Liga, un colosse aux pieds d'argile

Au cœur d'une crise économique sans précédent, le championnat d'Espagne n'a pas démarré sous les meilleurs auspices.

Dans les représentations socio footballistiques, la Liga demeure le meilleur championnat d’Europe. Mais en plein chaos financier et social, cette perception positive risque de se transformer en vieille image d’Epinal. Une semaine de retard, des clubs surendettés, grèves des joueurs, conflit social et violence, la Liga s’inscrit désormais sous le régime « des Indignés ».

Le Classico, l’arbre qui cache la forêt

Le FC Barcelone et le Real Madrid sont la vitrine du football espagnol, mais derrière les deux géants, le tableau est loin d’être idyllique. Le Classico devenu le match le plus regardé dans le monde, masque des inégalités croissantes avec les autres clubs.

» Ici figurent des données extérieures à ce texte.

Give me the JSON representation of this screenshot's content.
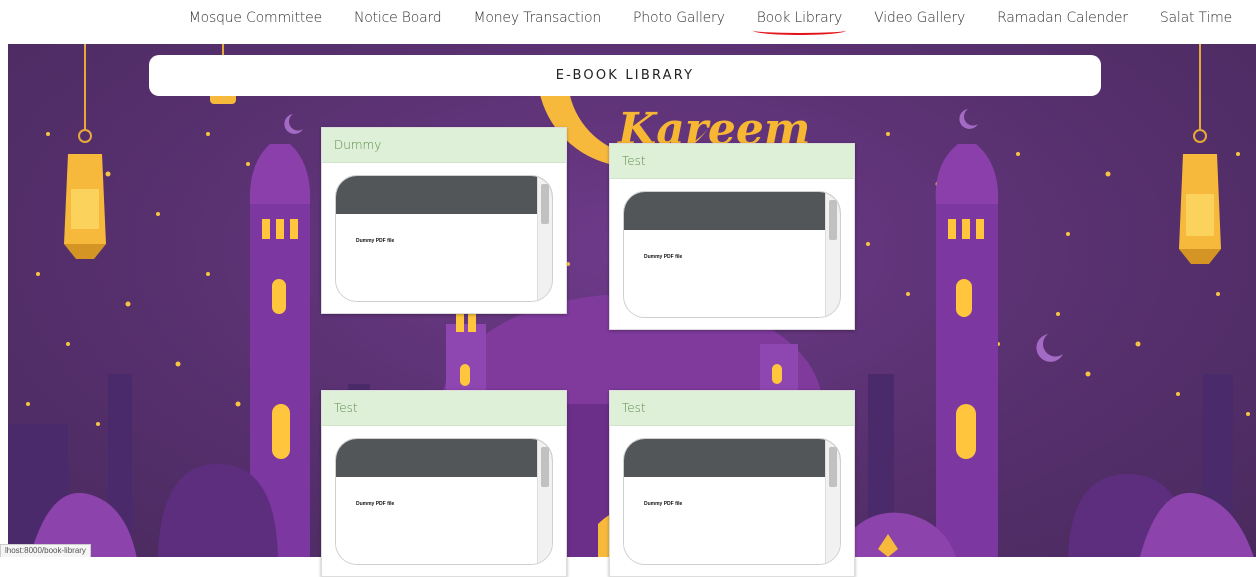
{
  "nav": {
    "items": [
      {
        "label": "Mosque Committee"
      },
      {
        "label": "Notice Board"
      },
      {
        "label": "Money Transaction"
      },
      {
        "label": "Photo Gallery"
      },
      {
        "label": "Book Library",
        "active": true
      },
      {
        "label": "Video Gallery"
      },
      {
        "label": "Ramadan Calender"
      },
      {
        "label": "Salat Time"
      }
    ]
  },
  "hero": {
    "greeting": "Kareem"
  },
  "library": {
    "title": "E-BOOK LIBRARY",
    "books": [
      {
        "name": "Dummy",
        "pdf_text": "Dummy PDF file"
      },
      {
        "name": "Test",
        "pdf_text": "Dummy PDF file"
      },
      {
        "name": "Test",
        "pdf_text": "Dummy PDF file"
      },
      {
        "name": "Test",
        "pdf_text": "Dummy PDF file"
      }
    ]
  },
  "status_bar": {
    "url": "lhost:8000/book-library"
  },
  "colors": {
    "accent_underline": "#e4141b",
    "hero_purple": "#57306e",
    "card_header": "#dff0d8",
    "lantern_gold": "#f6b93b"
  }
}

Emblématique de ce phénomène: le Real Madrid et le FC Barcelone concentreraient à eux seul 50% des droits TV. Cette monopolisation financière crée de violentes tensions et affolent les dirigeants de clubs en guerre ouverte contre Mediapro société détentrice des droits, et contre les deux clubs potentats du Royaume.

Les droits de la discorde

Emmené par le bouillonnant président du FC Séville Jose Maria Del Nido, douze clubs de première division ont décidé de mener une fronde contre cette injustice. Le marché des droits TV a explosé mais ne profite pas à tous les clubs. Les Merengue et les Blaugranas perçoivent 140 millions d’euros de droits TV chacun, tandis que les autres clubs se partagent les restes. A titre d’exemple, Valence touche 40 millions d’euros quand la Real Sociedad en empoche seulement douze.

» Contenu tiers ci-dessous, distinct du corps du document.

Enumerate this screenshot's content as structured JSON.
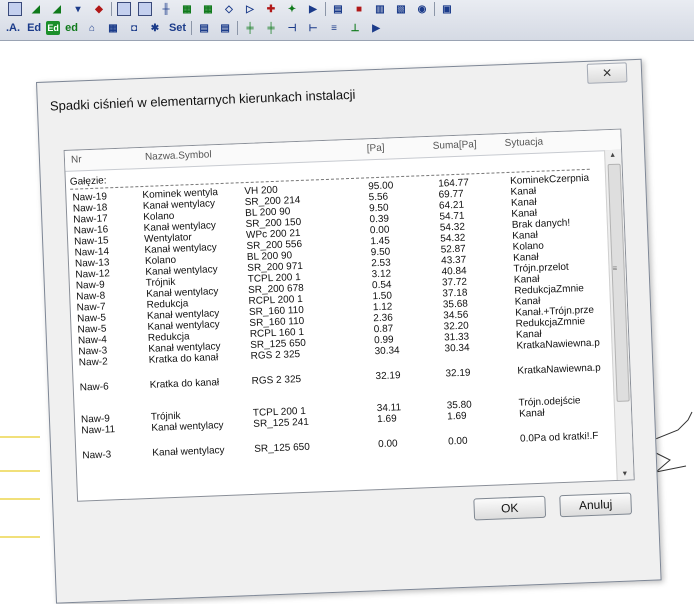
{
  "toolbar": {
    "row2_labels": [
      "Ed",
      "Ed",
      "ed",
      "Set"
    ]
  },
  "dialog": {
    "title": "Spadki ciśnień w elementarnych kierunkach instalacji",
    "close_icon": "✕",
    "columns": [
      "Nr",
      "Nazwa.Symbol",
      "[Pa]",
      "Suma[Pa]",
      "Sytuacja"
    ],
    "section_label": "Gałęzie:",
    "rows": [
      {
        "nr": "Naw-19",
        "nazwa": "Kominek wentyla",
        "symbol": "VH 200",
        "pa": "95.00",
        "suma": "164.77",
        "sytuacja": "KominekCzerpnia"
      },
      {
        "nr": "Naw-18",
        "nazwa": "Kanał wentylacy",
        "symbol": "SR_200 214",
        "pa": "5.56",
        "suma": "69.77",
        "sytuacja": "Kanał"
      },
      {
        "nr": "Naw-17",
        "nazwa": "Kolano",
        "symbol": "BL 200 90",
        "pa": "9.50",
        "suma": "64.21",
        "sytuacja": "Kanał"
      },
      {
        "nr": "Naw-16",
        "nazwa": "Kanał wentylacy",
        "symbol": "SR_200 150",
        "pa": "0.39",
        "suma": "54.71",
        "sytuacja": "Kanał"
      },
      {
        "nr": "Naw-15",
        "nazwa": "Wentylator",
        "symbol": "WPc 200 21",
        "pa": "0.00",
        "suma": "54.32",
        "sytuacja": "Brak danych!"
      },
      {
        "nr": "Naw-14",
        "nazwa": "Kanał wentylacy",
        "symbol": "SR_200 556",
        "pa": "1.45",
        "suma": "54.32",
        "sytuacja": "Kanał"
      },
      {
        "nr": "Naw-13",
        "nazwa": "Kolano",
        "symbol": "BL 200 90",
        "pa": "9.50",
        "suma": "52.87",
        "sytuacja": "Kolano"
      },
      {
        "nr": "Naw-12",
        "nazwa": "Kanał wentylacy",
        "symbol": "SR_200 971",
        "pa": "2.53",
        "suma": "43.37",
        "sytuacja": "Kanał"
      },
      {
        "nr": "Naw-9",
        "nazwa": "Trójnik",
        "symbol": "TCPL 200 1",
        "pa": "3.12",
        "suma": "40.84",
        "sytuacja": "Trójn.przelot"
      },
      {
        "nr": "Naw-8",
        "nazwa": "Kanał wentylacy",
        "symbol": "SR_200 678",
        "pa": "0.54",
        "suma": "37.72",
        "sytuacja": "Kanał"
      },
      {
        "nr": "Naw-7",
        "nazwa": "Redukcja",
        "symbol": "RCPL 200 1",
        "pa": "1.50",
        "suma": "37.18",
        "sytuacja": "RedukcjaZmnie"
      },
      {
        "nr": "Naw-5",
        "nazwa": "Kanał wentylacy",
        "symbol": "SR_160 110",
        "pa": "1.12",
        "suma": "35.68",
        "sytuacja": "Kanał"
      },
      {
        "nr": "Naw-5",
        "nazwa": "Kanał wentylacy",
        "symbol": "SR_160 110",
        "pa": "2.36",
        "suma": "34.56",
        "sytuacja": "Kanał.+Trójn.prze"
      },
      {
        "nr": "Naw-4",
        "nazwa": "Redukcja",
        "symbol": "RCPL 160 1",
        "pa": "0.87",
        "suma": "32.20",
        "sytuacja": "RedukcjaZmnie"
      },
      {
        "nr": "Naw-3",
        "nazwa": "Kanał wentylacy",
        "symbol": "SR_125 650",
        "pa": "0.99",
        "suma": "31.33",
        "sytuacja": "Kanał"
      },
      {
        "nr": "Naw-2",
        "nazwa": "Kratka do kanał",
        "symbol": "RGS 2 325",
        "pa": "30.34",
        "suma": "30.34",
        "sytuacja": "KratkaNawiewna.p"
      },
      {
        "nr": "Naw-6",
        "nazwa": "Kratka do kanał",
        "symbol": "RGS 2 325",
        "pa": "32.19",
        "suma": "32.19",
        "sytuacja": "KratkaNawiewna.p"
      },
      {
        "nr": "Naw-9",
        "nazwa": "Trójnik",
        "symbol": "TCPL 200 1",
        "pa": "34.11",
        "suma": "35.80",
        "sytuacja": "Trójn.odejście"
      },
      {
        "nr": "Naw-11",
        "nazwa": "Kanał wentylacy",
        "symbol": "SR_125 241",
        "pa": "1.69",
        "suma": "1.69",
        "sytuacja": "Kanał"
      },
      {
        "nr": "Naw-3",
        "nazwa": "Kanał wentylacy",
        "symbol": "SR_125 650",
        "pa": "0.00",
        "suma": "0.00",
        "sytuacja": "0.0Pa od kratki!.F"
      }
    ],
    "ok_label": "OK",
    "cancel_label": "Anuluj"
  }
}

Ce fossé économique a des répercussions sur le sportif. Dans le football moderne, l’argent, c’est le nerf de la guerre et les autres clubs ne peuvent plus rivaliser et viser plus haut que la troisième place. Cette répartition inégale a fini d’achever les ambitions sportives des plus téméraires.

Lassés par le manque de réactivité de la Ligue et par les pressions des dirigeants madrilènes et catalans, les contestataires n‘ont pas maintenu leur unité. Le FC Séville se retrouve désormais isolé dans son combat d’autant qu’une meilleure distribution des droits TV ne semble pas envisager avant la saison 2015/2016.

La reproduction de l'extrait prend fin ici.